Nel 1192 era pronto un elenco "eterno" dei censi. Ordinato secondo paesi e vescovati, vi erano registrati tutti i monasteri e le diocesi che erano tenuti a pagare il censo alla Curia romana, i Regni e i signori sui quali la Chiesa vantava la sovranità feudale, come la Sicilia, l'Aragona e il Portogallo, infine i Regni soggetti al pagamento dell'obolo di S. Pietro come l'Inghilterra, la Polonia e i Paesi scandinavi. A questa lista fu aggiunta negli anni fino al 1195 anche la documentazione più importante, soprattutto la donazione di Costantino e i diplomi imperiali sui quali il papato basava le sue rivendicazioni sull'Italia e su tutte le isole. Furono inclusi inoltre un elenco più antico delle abbazie di S. Pietro, cioè delle abbazie di proprietà del papa, esenti dal pagamento, gli "ordines" delle incoronazioni imperiali, le "consuetudines Curiae", le formule per il giuramento dei sudditi, i "Mirabilia Urbis Romae". Ma oltre al Liber censuum erano a disposizione della Cancelleria e della Camera anche singoli registri, un provinciale romano, elenchi con le regole della Cancelleria, formulari per la redazione dei documenti, un "Catalogus sanctorum".
Le entrate regolari della Curia registrate nel Liber censuum erano piuttosto modeste.
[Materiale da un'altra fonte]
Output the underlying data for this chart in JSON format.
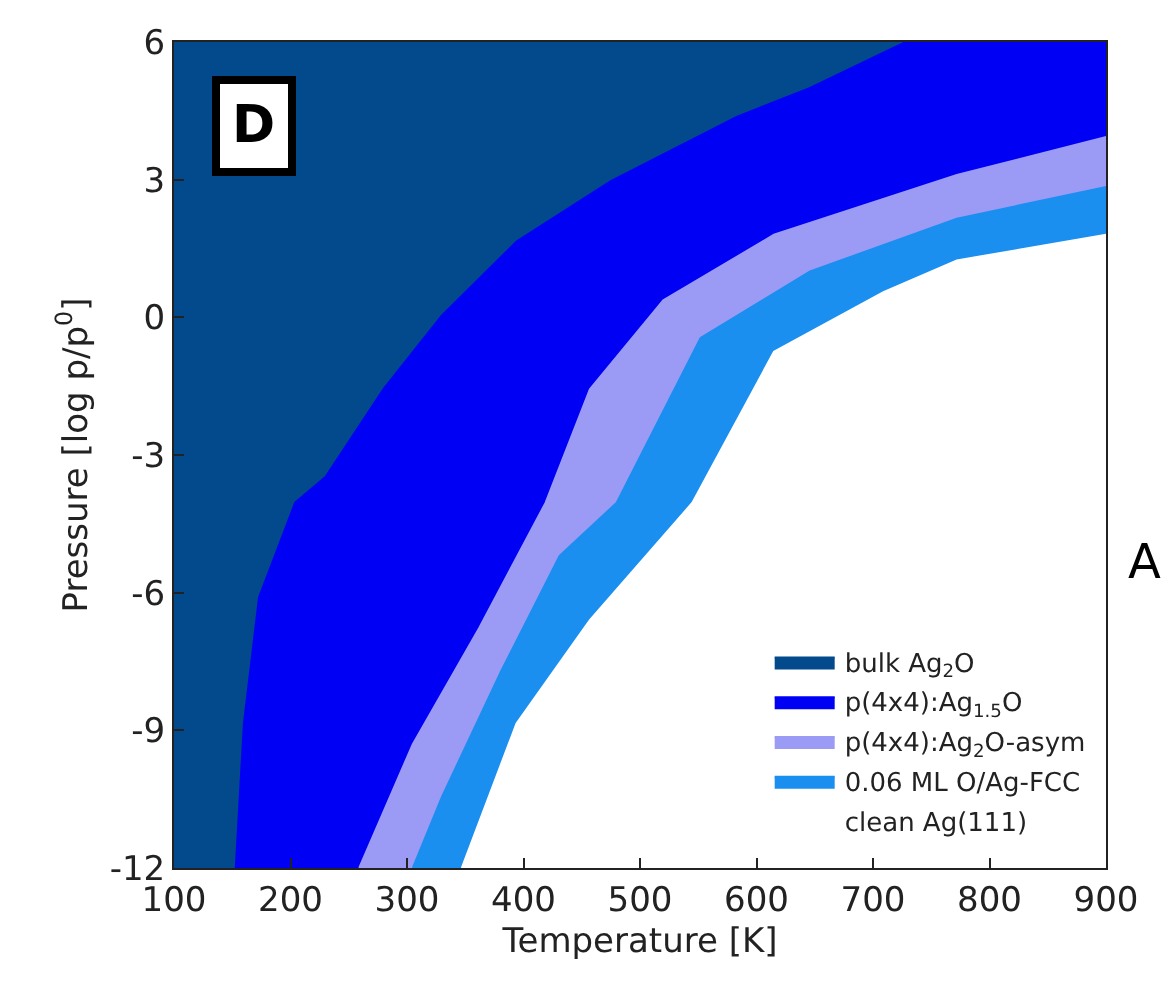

Le superavano di parecchio quelle provenienti da donazioni di singoli fedeli e dalle tasse riscosse per il rilascio di documenti, ecc. Da quando il papato era tornato a Roma nel 1188, vi fu un fiume ininterrotto di visitatori e pellegrini e gli uffici della Curia riuscivano solo con difficoltà a far fronte al lavoro. I tributi si pagavano in oro ("aurei", "marabotini") oppure in altra moneta, se così era stato stabilito nei rispettivi documenti, ed in questo caso venivano pagati secondo la quotazione del giorno, che si basava probabilmente sul prezzo dell'oro. I registri di Cencio cominciarono a dare il loro frutto: la situazione finanziaria migliorò. Nel 1195 fu possibile ricomprare beni che ancora al tempo di Innocenzo II erano stati impegnati ad alcuni nobili romani.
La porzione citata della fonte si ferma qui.